Paper short abstract:
In this paper I argue that despite the epistemic significance of the category of time in scientific knowledge production, it has so far almost completely escaped attention of Science & Technology Studies (STS) scholars, and that this unfortunate state of affairs needs to be changed.
Paper long abstract:
Science & Technology Studies (STS) have revolutionized our understanding of science and its day-to-day practice, its relationship to other segments of society, and the nature of knowledge it produces. Through numerous empirical case studies STS have provided us with a detailed picture of the process and situatedness of scientific knowledge production. In this paper I argue, however, that in studying the epistemic role of various variables/parameters that take part in this process, STS scholars have excessively focused on traditional social categories, such as "interests" and "power relations", while the category of time and its epistemic significance almost completely escaped their attention. Since the constitutive role of time in scientific knowledge production - as in any other human activity - is beyond discussion, as I will demonstrate on a few selected studies of scientific practice, I argue for a more systematic and focused STS research on the temporal dimension of science and its epistemic function. Such research would not only yield better understanding of the mechanisms of scientific knowledge production; it could also substantially contribute to our understanding of the diverse temporalities of science and thus might play a crucial "corrective" role in the recent debates on "fast vs. slow" science/academia.
Paper short abstract:
This paper uses an auto-ethnographic perspective to explore questions about what temporalities of knowledge production means from the perspective of precarious academic labourers.
Paper long abstract:
In 2005, Meneley and Young published their edited volume, Auto-Ethnographies: The Anthropology of Academic Practices, in which various anthropologists employed a critical ethnographic approach to reflecting on the academy, and “the ways in which current intellectual practices are produced within various institutional, national, and international constellations of meaning and power” (1).

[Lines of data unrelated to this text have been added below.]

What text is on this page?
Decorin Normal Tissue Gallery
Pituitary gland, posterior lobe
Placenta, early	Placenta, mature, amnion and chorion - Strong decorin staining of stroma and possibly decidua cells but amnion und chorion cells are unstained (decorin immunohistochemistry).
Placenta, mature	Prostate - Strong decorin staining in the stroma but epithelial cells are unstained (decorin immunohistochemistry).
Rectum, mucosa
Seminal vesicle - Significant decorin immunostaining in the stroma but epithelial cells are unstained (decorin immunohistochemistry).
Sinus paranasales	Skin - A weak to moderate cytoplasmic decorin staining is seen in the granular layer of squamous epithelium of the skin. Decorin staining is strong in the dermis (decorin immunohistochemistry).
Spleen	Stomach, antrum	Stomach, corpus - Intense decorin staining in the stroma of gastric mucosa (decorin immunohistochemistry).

This paper adopts these writers’ critical and reflexive perspective, turning the lens toward what intellectual practice means for the generations of scholars working as precarious academic labourers, or move into careers primarily outside of the academy. From the perspective of the many who work within the academy on short-term teaching contracts, what do concerns about slow or fast professing mean? What do (or perhaps should) these reflections mean for how those of us still working within or on the margins the academy approach teaching and training the next generation of anthropologists? Drawing on years of informal discussion and participant-observation, this paper begins to explore how and in what ways these questions about temporalities of knowledge production matters today for marginalized academics and those working beyond the academy.